Instantly recognize crypto frauds
Despite the lure of altcoins, cryptocurrencies have also received a great deal of attention, which has resulted in many scammers entering this field. While it is revolutionary that a person is responsible for their funds and not a bank, it can also result in novices investing their savings away, believing that a “promising ROI” will come or that putting money in an ICO or IEO will “landmarks the future.” In contrast to typical banking, the cryptocurrency market is uninsured. Your funds cease to be yours once they have been sent.
Get a better understanding of crypto frauds by learning how to spot them. Unfortunately, A lot of scams out there. Despite the fact that many entrepreneurs are eager to borrow your funds, not everyone will use them appropriately. You should not waste time-wasting; instead, you should consider whether investing in cryptocurrencies would be better than contributing.
How Long-Term Portfolios Work
The foreseeable outlook for cryptocurrency is that only a handful of cryptocurrencies will thrive. By examining the leading 20 coins based on market capitalization, it is clear that, aside from Bitcoin holding the number one position, the rest has changed a lot over the past few years. A new bubble in crypto can occur anytime; you cannot time the market.
Unless Fiat, Profit Is Temporary
You should make sure that all of your crypto assets have a fiat value.
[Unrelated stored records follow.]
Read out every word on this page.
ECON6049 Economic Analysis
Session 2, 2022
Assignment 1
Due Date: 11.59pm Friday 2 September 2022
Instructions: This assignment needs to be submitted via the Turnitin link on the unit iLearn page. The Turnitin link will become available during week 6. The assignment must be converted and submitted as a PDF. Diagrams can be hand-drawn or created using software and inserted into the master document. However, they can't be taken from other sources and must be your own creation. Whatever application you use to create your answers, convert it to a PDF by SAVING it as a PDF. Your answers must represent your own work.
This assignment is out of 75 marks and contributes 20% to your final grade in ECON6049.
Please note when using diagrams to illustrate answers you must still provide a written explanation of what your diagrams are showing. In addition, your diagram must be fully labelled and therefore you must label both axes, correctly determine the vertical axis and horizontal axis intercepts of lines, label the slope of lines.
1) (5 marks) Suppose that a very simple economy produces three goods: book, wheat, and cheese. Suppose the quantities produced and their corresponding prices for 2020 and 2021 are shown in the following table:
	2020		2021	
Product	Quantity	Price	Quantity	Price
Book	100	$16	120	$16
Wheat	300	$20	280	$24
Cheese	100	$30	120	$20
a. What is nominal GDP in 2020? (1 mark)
Due to the fact that money of everyday life (dollars, euros, and the like) is based on fiat currency (dollar, euro, and the like), it makes sense to calculate the overall value of your portfolio in fiat currency.
The fiat currency will not get into your wallet until your wallet is credited with the fiat. Crypto traders can quickly lose their funds if they do not follow security rules. Since cryptocurrencies do not have insurance, it is possible to suffer a loss, even if you are a successful trader.
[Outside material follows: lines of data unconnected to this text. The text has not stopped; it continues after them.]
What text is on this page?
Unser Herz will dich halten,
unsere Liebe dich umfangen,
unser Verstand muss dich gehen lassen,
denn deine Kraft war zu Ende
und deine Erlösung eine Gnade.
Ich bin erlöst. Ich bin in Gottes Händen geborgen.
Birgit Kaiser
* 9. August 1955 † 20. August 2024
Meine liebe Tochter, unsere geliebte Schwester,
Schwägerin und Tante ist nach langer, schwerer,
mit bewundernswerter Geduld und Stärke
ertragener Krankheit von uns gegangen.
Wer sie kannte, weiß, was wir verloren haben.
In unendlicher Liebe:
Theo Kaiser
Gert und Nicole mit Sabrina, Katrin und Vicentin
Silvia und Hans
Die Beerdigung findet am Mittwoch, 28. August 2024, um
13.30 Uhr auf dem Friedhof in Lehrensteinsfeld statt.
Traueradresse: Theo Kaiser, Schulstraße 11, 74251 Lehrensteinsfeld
After selling their crypto, most individuals experienced seeing their fiat balances drop even though they held them on those exchanges. Mt. Gox, probably the most well-known collapse of this kind, occurred in 2014 when the market collapsed. But recent incidents such as Quadriga CX’s recent incident remind us that all exchanges are not created equal.
In the crypto sphere, things are moving very quickly, and much information is available. You can keep in touch by spending time with reliable friends who can share your trading ideas and basic technical and scientific information. There are members in Telegram and WhatsApp chat groups that deserve attention and members that shouldn’t be paid attention to.